The Daughters of Themis were various and plenty, representing Themis as protector of the natural and moral order.
The ‘Horae’ (the Hours – Ὧραι) were the supreme deities of society and responsible for supervising the actions of human beings. These were Eunomia, Dikē, and Eirene. They were also often associated and addressed as Thallo, Auxo, and Carpo, representing the conditions required for agricultural and societal prosperity. Eunomia (Εὐνομία) was the protector of law and legislation. In the Greek language her name can be translated as good order, governance according to good laws and good pasture. Dikē (Δίκη) was the protector of fair trial, responsible to maintain the spirit of moral order and to promote fair judgement on the basis of customs and socially enforced norms and/or conventional rules; Dikē was responsible for punishment of those infringing the law; Dikē was also associated with Astraea (Ἀστραῖα), the protector of innocence and purity. Eirene (Εἰρήνη) was the personification of peace and spring.
The ‘Moirai’ (Fates – Μοῖραι) were also Daughters of Themis who controlled the destiny and maintenance of humanity. They were commissioned by Zeus to distribute goods and prosperity to people’s lives. These were Clotho, Lachesis, and Atropos. Clotho (Κλωθώ) span the thread of life. Lachesis (Λάχεσις) represented the future and Atropos (Ἄτροπος) the past, the inevitable, the rigorous and dogmatic in the life of human beings.
Finally, Aidos (Αἰδώς) was also a Daughter of Themis representing modesty and restrain from wrongful and unlawful actions.
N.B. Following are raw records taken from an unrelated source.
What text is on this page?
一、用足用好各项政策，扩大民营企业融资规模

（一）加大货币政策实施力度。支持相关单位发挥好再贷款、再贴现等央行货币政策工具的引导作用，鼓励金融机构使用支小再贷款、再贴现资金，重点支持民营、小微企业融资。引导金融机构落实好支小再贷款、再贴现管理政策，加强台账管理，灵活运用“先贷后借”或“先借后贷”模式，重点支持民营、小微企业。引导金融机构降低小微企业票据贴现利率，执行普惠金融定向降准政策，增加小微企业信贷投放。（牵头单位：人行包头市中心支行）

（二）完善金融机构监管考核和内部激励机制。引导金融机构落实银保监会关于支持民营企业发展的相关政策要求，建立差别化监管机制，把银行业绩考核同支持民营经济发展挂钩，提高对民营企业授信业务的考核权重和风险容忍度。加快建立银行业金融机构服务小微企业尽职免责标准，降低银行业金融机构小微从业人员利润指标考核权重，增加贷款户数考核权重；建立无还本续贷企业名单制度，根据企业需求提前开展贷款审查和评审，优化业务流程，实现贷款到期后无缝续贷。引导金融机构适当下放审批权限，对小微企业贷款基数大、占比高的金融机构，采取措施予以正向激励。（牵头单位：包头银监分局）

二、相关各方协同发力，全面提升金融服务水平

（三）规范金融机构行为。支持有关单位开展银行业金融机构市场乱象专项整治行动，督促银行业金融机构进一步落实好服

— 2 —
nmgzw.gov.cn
We can envisage that the symbolic reference to Themis and to her different daughters represents the values of our research network which are wisdom, prosperity, honesty, objectivity, justice, modesty, fairness, peace and sustainability as well as the various disciplines of female business scholars that this network represents (including law, economics, management and administration, political science, sociology and natural sciences). It also reflects the common areas of our interests, with many of the Daughters of Themis working on aspects of ensuring the contribution of business to meeting the grand challenge of sustainability: securing the social foundation for people everywhere now and in the future, while staying within planetary boundaries.